Оставалась последняя голова — и шаг до катастрофы.
Бывший Десятиглавец потребовал дар неуязвимости от богов и демонов. После чего двинул войска на Локапал и не угомонился, пока не обошел всю Свастику. Кубера-Богач, Петлерукий Яма и я оказались самыми глупыми — мы полезли сражаться. Никто из нас тогда еще не понимал: убей Десятиглавца мой перун или Молот Подземного Мира — дар Брахмы окажется ложным, и Трехмирье вывернется наизнанку, пытаясь соответствовать новому Закону.
Небо станет землей, Индра — червем, бывшее — небывшим, и ни о чем нельзя будет сказать:
"Это так, и только так!"
К счастью, нас вовремя остановили, и пыль темницы скрипела у меня на зубах, когда гордый собой Десятиглавец выпускал меня на свободу.
Посольство Словоблуда умилило ракшаса, а хмель победы и многочисленные дары сделали покладистым.
Вскоре неуязвимый ракшас, пресытясъ Локапалами, рискнул разгневать Шиву, и Разрушитель придавил руки дерзкого горой Кайласой.

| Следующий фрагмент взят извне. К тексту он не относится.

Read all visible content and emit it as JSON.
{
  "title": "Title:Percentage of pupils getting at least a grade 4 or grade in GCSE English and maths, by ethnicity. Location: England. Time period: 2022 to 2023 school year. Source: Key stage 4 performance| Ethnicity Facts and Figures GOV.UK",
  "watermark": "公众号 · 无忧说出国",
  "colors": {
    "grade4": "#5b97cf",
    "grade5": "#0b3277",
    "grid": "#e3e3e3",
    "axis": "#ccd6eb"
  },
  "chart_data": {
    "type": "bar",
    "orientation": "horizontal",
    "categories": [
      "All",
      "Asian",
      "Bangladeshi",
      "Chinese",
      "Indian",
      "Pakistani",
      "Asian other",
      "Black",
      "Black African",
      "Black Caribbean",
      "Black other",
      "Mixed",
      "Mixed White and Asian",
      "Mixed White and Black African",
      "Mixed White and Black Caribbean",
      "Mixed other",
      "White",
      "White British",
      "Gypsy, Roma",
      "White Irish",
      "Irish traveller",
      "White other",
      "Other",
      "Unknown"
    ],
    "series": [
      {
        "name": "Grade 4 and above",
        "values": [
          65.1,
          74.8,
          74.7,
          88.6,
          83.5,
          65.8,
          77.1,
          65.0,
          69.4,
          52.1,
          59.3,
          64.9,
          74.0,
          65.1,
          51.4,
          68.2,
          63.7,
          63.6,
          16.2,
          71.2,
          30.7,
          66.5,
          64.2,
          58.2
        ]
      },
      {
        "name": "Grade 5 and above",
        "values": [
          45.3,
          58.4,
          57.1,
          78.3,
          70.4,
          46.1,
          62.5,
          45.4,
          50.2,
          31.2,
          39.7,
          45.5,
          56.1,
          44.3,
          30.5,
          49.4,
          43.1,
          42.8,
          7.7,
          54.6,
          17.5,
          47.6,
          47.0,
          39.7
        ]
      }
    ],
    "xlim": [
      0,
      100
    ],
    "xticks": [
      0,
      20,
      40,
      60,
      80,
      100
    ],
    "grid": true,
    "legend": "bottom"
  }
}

К неуязвимости это не имело никакого отношения, дар Брахмы пребывал в целости и сохранности, а царя ракшасов с тех пор стали называть Ревуном.
На благородном языке — Раваной.
— Ты? — спросил Равана, и низкий лоб ракшаса пошел складками. Я молчал и смотрел в крохотные налитые кровью глазки. Видя такую тоску, какую не мог представить даже в страшном сне.
— Ладно, — сам себе кивнул бывший Десятиглавец. — Ладно…
И повернулся к растерзанной охране.
— Живо все убрать, мерзавцы! Я кому сказал?! И жрать молоко с булками, прославляя каждый кусок и каждый глоток! Ясно?! А ты, Гаруда… а тебе должно быть стыдно! Понял?
И я остолбенел на месте, потому что Гаруда понял.
ГЛАВА II
ИСПОВЕДЬ УБИТОГО УБИЙЦЫ
— Завтрак подан, о мои владыки! — радостно возвестил повар, еще не вполне пришедший в себя после бунта райских демонов.
И на круглом столе из темного самшита, накрытом для нас в трапезном павильоне, начали одно за другим появляться разнообразные блюда: змеиное филе в остром соусе (явно для Гаруды), змеи запеченные, змеи фаршированные (для него же!), змеи в маринаде и в финиковой подливе (угадайте, для кого!), жареная козлятина, вкусно пахнущая дымком (я несколько оживился), фазаны с бамбуковыми ростками, приправы и салаты, фрукты…
Да, разумеется, как любой сур и уж тем более как любой Локапала, я могу не есть.
Совсем.
Но есть мне нравится больше.
Равана с тоской смотрел на все это изобилие, мрачнея грозовой тучей. Его несимметрично расположенная голова сиротливо возвышалась над плечами, как гopa в конце равнины, волосатые ручищи никак не могли найти себе места, и левое веко нервно подрагивало от смущения.
Скажи мне кто другой, что Ревун-Десятиглавец способен смутиться, в жизни бы не поверил!